Ralph Waldo Emerson. The Cherokees, as printed in the Yeoman's Gazette, 1838. THE CHEROKEE SITUATION, 1838

37.   Ralph Waldo Emerson.  “The Cherokees,” as printed in the Yeoman’s Gazette (Concord), May 19, 1838; reprinted from the Daily National Intelligencer (Washington), May 14, 1838. Intelligencer version: Myerson E10.  Letterpress on paper.
 

   Government policy during the course of expansion westward was dedicated to uprooting Native Americans and to eradicating those among them who proved uncooperative.  As treaties were signed and tribes relocated, some Americans spoke out.  In 1838, the federal government prepared to employ soldiers to remove unwilling Cherokees from Georgia and Tennessee to Oklahoma, in accordance with the questionably negotiated 1835 Treaty of Echota.  On April 19, Emerson wrote in his journal, “Then is this disaster of Cherokees brought to me by a sad friend to blacken my days & nights.  I can do nothing.  Why shriek?  Why strike ineffectual blows?”  As with antislavery, Emerson took up the cause of the Cherokees reluctantly.

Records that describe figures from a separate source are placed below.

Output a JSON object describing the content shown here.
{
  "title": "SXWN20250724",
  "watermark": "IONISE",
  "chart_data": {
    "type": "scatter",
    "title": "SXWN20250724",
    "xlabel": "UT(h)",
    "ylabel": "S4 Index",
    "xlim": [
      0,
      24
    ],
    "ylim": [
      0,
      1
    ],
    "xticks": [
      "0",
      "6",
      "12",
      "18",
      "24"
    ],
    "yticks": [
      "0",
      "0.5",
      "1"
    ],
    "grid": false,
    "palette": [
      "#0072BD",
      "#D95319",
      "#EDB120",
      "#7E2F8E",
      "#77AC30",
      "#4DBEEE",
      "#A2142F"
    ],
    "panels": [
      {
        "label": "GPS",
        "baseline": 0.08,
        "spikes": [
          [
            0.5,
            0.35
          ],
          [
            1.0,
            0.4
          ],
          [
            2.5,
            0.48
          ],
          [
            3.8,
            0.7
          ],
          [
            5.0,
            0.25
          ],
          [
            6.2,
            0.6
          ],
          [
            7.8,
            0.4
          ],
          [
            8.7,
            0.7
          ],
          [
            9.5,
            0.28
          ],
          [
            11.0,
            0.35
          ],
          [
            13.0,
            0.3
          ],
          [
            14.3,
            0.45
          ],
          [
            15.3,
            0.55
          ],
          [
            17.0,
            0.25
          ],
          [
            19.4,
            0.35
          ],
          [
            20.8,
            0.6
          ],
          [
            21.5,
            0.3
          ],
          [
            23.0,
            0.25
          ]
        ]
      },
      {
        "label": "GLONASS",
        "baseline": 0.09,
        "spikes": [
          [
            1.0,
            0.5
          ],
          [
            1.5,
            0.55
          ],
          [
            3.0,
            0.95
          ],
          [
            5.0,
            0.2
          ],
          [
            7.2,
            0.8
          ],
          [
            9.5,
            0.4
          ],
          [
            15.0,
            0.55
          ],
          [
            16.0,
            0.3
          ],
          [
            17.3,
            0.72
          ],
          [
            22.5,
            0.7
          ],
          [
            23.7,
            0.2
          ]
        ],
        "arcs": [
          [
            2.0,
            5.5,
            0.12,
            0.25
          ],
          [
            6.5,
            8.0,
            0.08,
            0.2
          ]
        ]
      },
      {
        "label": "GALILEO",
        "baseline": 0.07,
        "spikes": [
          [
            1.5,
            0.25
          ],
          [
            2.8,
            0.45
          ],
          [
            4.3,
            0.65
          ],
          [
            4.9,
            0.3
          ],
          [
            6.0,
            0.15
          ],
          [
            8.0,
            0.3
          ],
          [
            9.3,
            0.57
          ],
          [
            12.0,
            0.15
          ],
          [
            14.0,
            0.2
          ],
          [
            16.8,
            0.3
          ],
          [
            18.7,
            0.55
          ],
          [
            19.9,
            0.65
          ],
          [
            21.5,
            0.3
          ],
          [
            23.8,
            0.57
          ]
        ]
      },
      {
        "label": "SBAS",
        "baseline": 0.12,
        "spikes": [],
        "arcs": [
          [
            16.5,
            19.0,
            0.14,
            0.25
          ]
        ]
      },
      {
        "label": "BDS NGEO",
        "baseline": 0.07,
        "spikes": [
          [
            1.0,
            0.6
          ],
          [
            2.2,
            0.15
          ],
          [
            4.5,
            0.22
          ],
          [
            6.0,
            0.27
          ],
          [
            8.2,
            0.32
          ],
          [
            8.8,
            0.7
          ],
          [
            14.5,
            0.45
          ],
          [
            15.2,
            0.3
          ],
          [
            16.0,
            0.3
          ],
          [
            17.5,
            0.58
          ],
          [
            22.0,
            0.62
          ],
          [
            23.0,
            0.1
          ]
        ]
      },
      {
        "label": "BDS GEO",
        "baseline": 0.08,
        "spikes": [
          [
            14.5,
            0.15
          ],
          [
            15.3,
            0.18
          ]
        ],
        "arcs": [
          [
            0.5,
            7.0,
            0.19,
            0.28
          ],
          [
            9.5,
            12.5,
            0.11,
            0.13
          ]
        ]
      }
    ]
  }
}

   On April 22nd, a meeting was held in the First Parish in Concord in protest of government policy and action.  Emerson and Squire Sam Hoar—Elizabeth’s father—were among the speakers.  Emerson also helped to formulate a resolution to send to Washington, and was persuaded to write a letter to President Van Buren.  Dated April 23rd, the letter was published in the Washington Daily National Intelligencer for May 14, 1838, reprinted in Concord in the Yeoman’s Gazette for May 19th, and in June in the Christian Register, the Old Colony Memorial, and the Liberator.

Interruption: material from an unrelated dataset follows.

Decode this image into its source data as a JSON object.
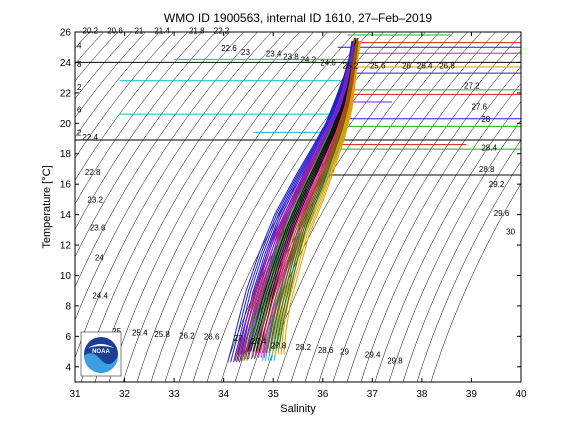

   Emerson’s journal makes perfectly clear how much writing the letter conflicted him.  The day after the protest meeting, he wrote: “This tragic Cherokee business which we stirred at a meeting in the church yesterday will look to me degrading & injurious do what I can.  It is like dead cats around one’s neck.  It is like School Committees & Sunday School classes and Teachers’ meetings & the Warren street chapel & all the other holy hurrahs.  I stir in it for the sad reason that no other mortal will move & if I do not, why it is left undone.”  And again, on April 26th, he vented his distaste for “stirring in the philanthropic mud”: “I fully sympathise, be sure, with the sentiment I write, but I accept it rather from my friends than dictate it.  It is not my impulse to say it & therefore my genius deserts me … Bah!”

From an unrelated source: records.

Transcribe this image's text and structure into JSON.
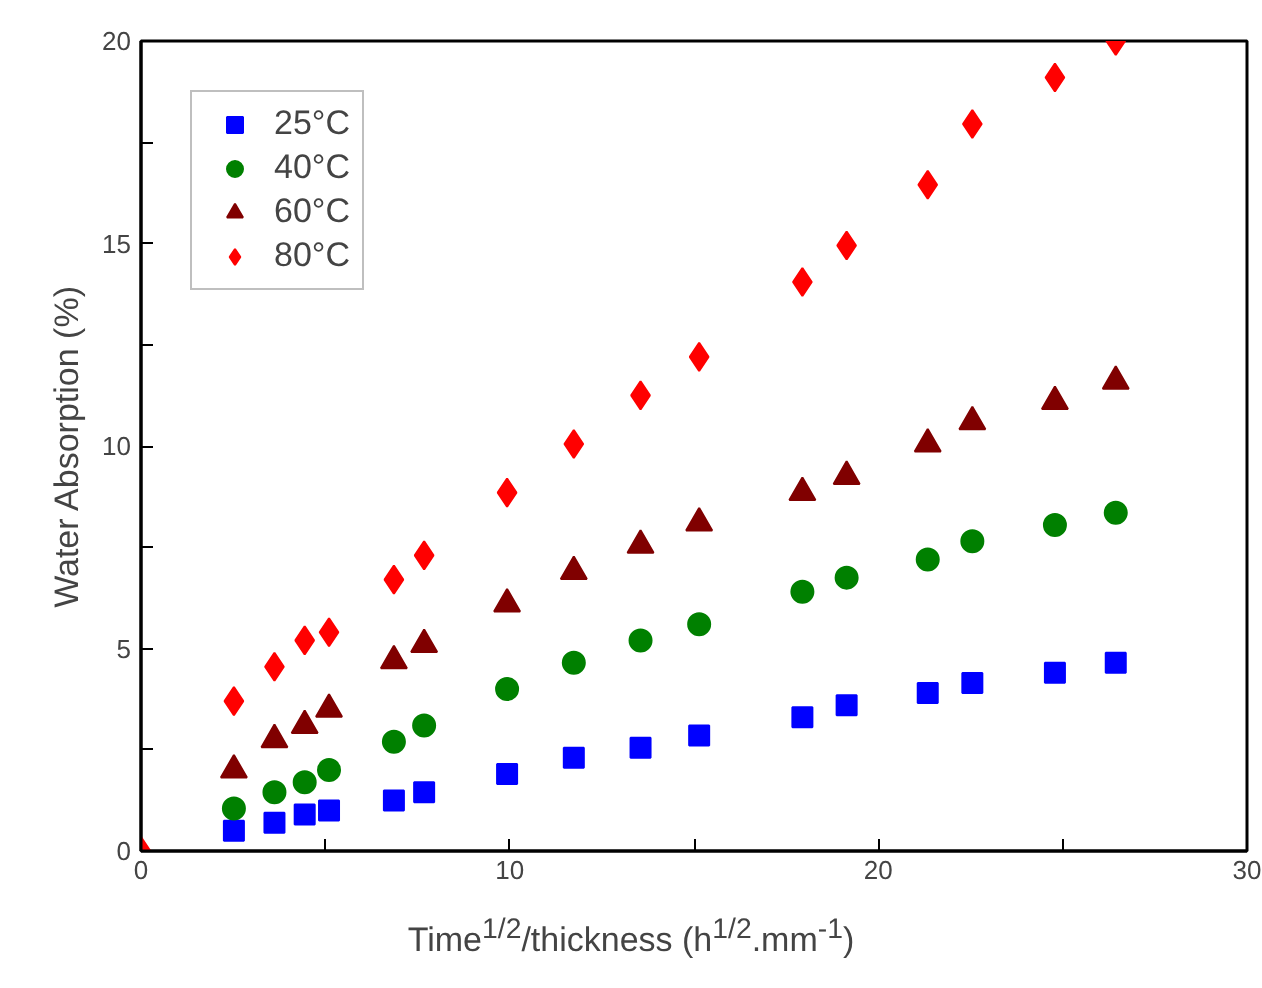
{
  "chart_data": {
    "type": "scatter",
    "xlabel": "Time$^{1/2}$/thickness (h$^{1/2}$.mm$^{-1}$)",
    "ylabel": "Water Absorption (%)",
    "x": [
      2.52,
      3.62,
      4.44,
      5.1,
      6.86,
      7.68,
      9.93,
      11.74,
      13.55,
      15.14,
      17.94,
      19.14,
      21.34,
      22.55,
      24.79,
      26.44
    ],
    "series": [
      {
        "name": "25°C",
        "color": "#0000ff",
        "marker": "square",
        "values": [
          0.5,
          0.7,
          0.9,
          1.0,
          1.25,
          1.45,
          1.9,
          2.3,
          2.55,
          2.85,
          3.3,
          3.6,
          3.9,
          4.15,
          4.4,
          4.65
        ]
      },
      {
        "name": "40°C",
        "color": "#008000",
        "marker": "circle",
        "values": [
          1.05,
          1.45,
          1.7,
          2.0,
          2.7,
          3.1,
          4.0,
          4.65,
          5.2,
          5.6,
          6.4,
          6.75,
          7.2,
          7.65,
          8.05,
          8.35
        ]
      },
      {
        "name": "60°C",
        "color": "#800000",
        "marker": "triangle",
        "values": [
          2.0,
          2.75,
          3.1,
          3.5,
          4.7,
          5.1,
          6.1,
          6.9,
          7.55,
          8.1,
          8.85,
          9.25,
          10.05,
          10.6,
          11.1,
          11.6
        ]
      },
      {
        "name": "80°C",
        "color": "#ff0000",
        "marker": "diamond",
        "x": [
          0,
          2.52,
          3.62,
          4.44,
          5.1,
          6.86,
          7.68,
          9.93,
          11.74,
          13.55,
          15.14,
          17.94,
          19.14,
          21.34,
          22.55,
          24.79,
          26.44
        ],
        "values": [
          0,
          3.7,
          4.55,
          5.2,
          5.4,
          6.7,
          7.3,
          8.85,
          10.05,
          11.25,
          12.2,
          14.05,
          14.95,
          16.45,
          17.95,
          19.1,
          20
        ]
      }
    ],
    "xlim": [
      0,
      30
    ],
    "ylim": [
      0,
      20
    ],
    "xticks": [
      0,
      {
        "value": 5,
        "label": null
      },
      10,
      {
        "value": 15,
        "label": null
      },
      20,
      {
        "value": 25,
        "label": null
      },
      30
    ],
    "yticks": [
      0,
      {
        "value": 2.5,
        "label": null
      },
      5,
      {
        "value": 7.5,
        "label": null
      },
      10,
      {
        "value": 12.5,
        "label": null
      },
      15,
      {
        "value": 17.5,
        "label": null
      },
      20
    ],
    "legend": "top left",
    "grid": false
  }
}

   Despite Emerson’s reservations, his letter was strong and clear.  As he had expected, however, it did not alter the course of events.  It is not even certain that Van Buren actually read it.  Nevertheless, as he later would in relation to antislavery, Emerson had shown a willingness to transcend his personal reticence about reform in response to social wrong.